Historical population
| Census | Pop. | Note | %± |
| 1870 | 544 |  | — |
| 1880 | 623 |  | 14.5% |
| 1890 | 730 |  | 17.2% |
| 1900 | 684 |  | −6.3% |
| 1910 | 650 |  | −5.0% |
| 1920 | 585 |  | −10.0% |
| 1930 | 581 |  | −0.7% |
| 1940 | 564 |  | −2.9% |
| 1950 | 707 |  | 25.4% |
| 1960 | 768 |  | 8.6% |
| 1970 | 857 |  | 11.6% |
| 1980 | 832 |  | −2.9% |
| 1990 | 776 |  | −6.7% |
| 2000 | 789 |  | 1.7% |
| 2010 | 759 |  | −3.8% |
| 2020 | 716 |  | −5.7% |
U.S. Decennial Census

===2010 census===
As of the census of 2010, there were 759 people, 291 households, and 199 families residing in the village. The population density was 602.4 PD/sqmi. There were 331 housing units at an average density of 262.7 /sqmi. The racial makeup of the village was 97.1% White, 0.8% Native American, 0.3% Asian, and 1.8% from two or more races. Hispanic or Latino of any race were 2.4% of the population.

There were 291 households, of which 36.4% had children under the age of 18 living with them, 50.5% were married couples living together, 10.3% had a female householder with no husband present, 7.6% had a male householder with no wife present, and 31.6% were non-families. 25.4% of all households were made up of individuals, and 13% had someone living alone who was 65 years of age or older. The average household size was 2.61 and the average family size was 3.06.

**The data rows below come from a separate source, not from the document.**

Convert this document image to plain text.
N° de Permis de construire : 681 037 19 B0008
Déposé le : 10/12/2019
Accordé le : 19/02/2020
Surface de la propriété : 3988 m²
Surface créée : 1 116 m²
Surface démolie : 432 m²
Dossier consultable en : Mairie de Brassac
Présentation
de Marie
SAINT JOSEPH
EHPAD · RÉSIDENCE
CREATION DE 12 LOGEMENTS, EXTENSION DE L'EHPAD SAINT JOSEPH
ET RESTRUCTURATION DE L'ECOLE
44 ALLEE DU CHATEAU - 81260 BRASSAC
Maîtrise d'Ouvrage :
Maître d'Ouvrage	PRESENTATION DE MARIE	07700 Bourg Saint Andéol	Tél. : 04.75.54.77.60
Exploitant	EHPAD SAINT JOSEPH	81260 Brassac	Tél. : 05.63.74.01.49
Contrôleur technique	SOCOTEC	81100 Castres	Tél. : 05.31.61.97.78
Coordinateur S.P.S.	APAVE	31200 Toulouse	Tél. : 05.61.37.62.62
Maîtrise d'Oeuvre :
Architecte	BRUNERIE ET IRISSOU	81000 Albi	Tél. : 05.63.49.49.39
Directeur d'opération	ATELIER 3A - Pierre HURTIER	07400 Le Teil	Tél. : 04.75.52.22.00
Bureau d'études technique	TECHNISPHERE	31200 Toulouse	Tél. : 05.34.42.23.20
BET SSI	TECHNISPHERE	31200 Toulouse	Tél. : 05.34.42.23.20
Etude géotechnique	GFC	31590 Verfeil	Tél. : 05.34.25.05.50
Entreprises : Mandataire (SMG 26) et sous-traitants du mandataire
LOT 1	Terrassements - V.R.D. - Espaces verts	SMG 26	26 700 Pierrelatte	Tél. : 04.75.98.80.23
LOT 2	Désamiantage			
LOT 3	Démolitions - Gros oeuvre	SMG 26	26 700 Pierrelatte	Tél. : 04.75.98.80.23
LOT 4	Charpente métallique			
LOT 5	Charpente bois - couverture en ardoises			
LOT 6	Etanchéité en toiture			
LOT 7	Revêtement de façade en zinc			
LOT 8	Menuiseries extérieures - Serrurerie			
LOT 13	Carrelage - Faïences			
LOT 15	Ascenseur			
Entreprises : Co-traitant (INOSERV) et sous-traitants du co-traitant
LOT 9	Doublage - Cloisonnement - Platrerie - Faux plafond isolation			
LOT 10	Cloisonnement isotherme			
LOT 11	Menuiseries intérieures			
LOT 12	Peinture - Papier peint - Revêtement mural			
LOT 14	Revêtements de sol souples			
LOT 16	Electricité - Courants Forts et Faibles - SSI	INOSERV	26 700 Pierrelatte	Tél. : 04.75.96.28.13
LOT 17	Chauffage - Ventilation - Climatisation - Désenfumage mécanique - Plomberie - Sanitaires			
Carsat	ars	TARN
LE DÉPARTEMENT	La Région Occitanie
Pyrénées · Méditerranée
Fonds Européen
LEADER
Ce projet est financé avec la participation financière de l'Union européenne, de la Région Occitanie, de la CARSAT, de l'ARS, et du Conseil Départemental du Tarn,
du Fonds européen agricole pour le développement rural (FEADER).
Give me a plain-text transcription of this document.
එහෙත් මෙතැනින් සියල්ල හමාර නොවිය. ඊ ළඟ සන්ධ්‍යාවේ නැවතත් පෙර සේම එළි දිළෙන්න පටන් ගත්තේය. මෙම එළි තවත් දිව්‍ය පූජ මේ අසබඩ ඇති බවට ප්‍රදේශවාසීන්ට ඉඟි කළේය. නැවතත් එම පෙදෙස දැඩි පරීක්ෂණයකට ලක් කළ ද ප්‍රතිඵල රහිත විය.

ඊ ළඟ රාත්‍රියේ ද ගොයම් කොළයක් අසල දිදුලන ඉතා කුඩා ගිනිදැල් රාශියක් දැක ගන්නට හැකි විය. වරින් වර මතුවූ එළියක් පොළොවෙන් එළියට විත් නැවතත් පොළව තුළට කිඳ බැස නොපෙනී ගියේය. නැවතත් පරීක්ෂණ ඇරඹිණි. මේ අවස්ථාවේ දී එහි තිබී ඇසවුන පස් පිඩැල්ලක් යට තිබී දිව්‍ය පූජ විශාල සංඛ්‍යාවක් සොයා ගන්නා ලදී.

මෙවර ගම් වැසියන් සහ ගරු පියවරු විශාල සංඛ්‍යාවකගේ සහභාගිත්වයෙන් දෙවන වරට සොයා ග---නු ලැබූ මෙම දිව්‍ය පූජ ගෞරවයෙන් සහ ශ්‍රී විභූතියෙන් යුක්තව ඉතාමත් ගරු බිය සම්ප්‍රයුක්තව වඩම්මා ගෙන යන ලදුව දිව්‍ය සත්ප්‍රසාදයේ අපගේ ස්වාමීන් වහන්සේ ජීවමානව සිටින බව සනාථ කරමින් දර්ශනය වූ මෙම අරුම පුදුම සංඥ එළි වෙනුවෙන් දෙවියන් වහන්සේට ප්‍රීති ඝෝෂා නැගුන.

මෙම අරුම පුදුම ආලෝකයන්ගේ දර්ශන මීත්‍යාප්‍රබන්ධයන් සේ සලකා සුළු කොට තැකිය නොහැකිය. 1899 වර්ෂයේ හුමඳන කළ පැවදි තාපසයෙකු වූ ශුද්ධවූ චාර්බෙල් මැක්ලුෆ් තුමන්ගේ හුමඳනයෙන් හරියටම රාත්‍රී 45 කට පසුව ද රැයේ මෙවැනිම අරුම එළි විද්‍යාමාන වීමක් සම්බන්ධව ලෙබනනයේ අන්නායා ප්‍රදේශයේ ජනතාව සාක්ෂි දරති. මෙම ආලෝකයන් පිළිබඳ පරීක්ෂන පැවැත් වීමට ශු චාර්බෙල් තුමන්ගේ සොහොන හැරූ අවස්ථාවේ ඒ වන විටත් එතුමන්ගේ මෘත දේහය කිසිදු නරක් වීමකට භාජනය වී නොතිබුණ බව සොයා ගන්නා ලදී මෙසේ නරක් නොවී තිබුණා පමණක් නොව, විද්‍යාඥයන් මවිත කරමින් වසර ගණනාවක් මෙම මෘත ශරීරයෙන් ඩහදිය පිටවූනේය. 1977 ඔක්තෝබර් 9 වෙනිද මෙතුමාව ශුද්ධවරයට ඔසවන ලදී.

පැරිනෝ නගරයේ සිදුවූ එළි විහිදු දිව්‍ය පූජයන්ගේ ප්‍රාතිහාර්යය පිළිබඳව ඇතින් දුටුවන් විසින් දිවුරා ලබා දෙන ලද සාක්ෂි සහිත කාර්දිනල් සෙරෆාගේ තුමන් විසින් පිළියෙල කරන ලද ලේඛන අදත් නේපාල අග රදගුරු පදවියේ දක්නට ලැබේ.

The median age in the village was 36.3 years. 26.2% of residents were under the age of 18; 8.6% were between the ages of 18 and 24; 25.9% were from 25 to 44; 25% were from 45 to 64; and 14.1% were 65 years of age or older. The gender makeup of the village was 52.2% male and 47.8% female.

===2000 census===
As of the census of 2000, there were 789 people, 287 households, and 216 families residing in the village. The population density was 651.8 PD/sqmi. There were 316 housing units at an average density of 261.1 /sqmi. The racial makeup of the village was 97.21% White, 0.76% Native American, 0.25% Asian, 0.25% from other races, and 1.52% from two or more races. Hispanic or Latino of any race were 0.51% of the population. 23.5% were of German, 17.8% English, 15.1% American, 7.8% Dutch and 6.5% Irish ancestry according to Census 2000.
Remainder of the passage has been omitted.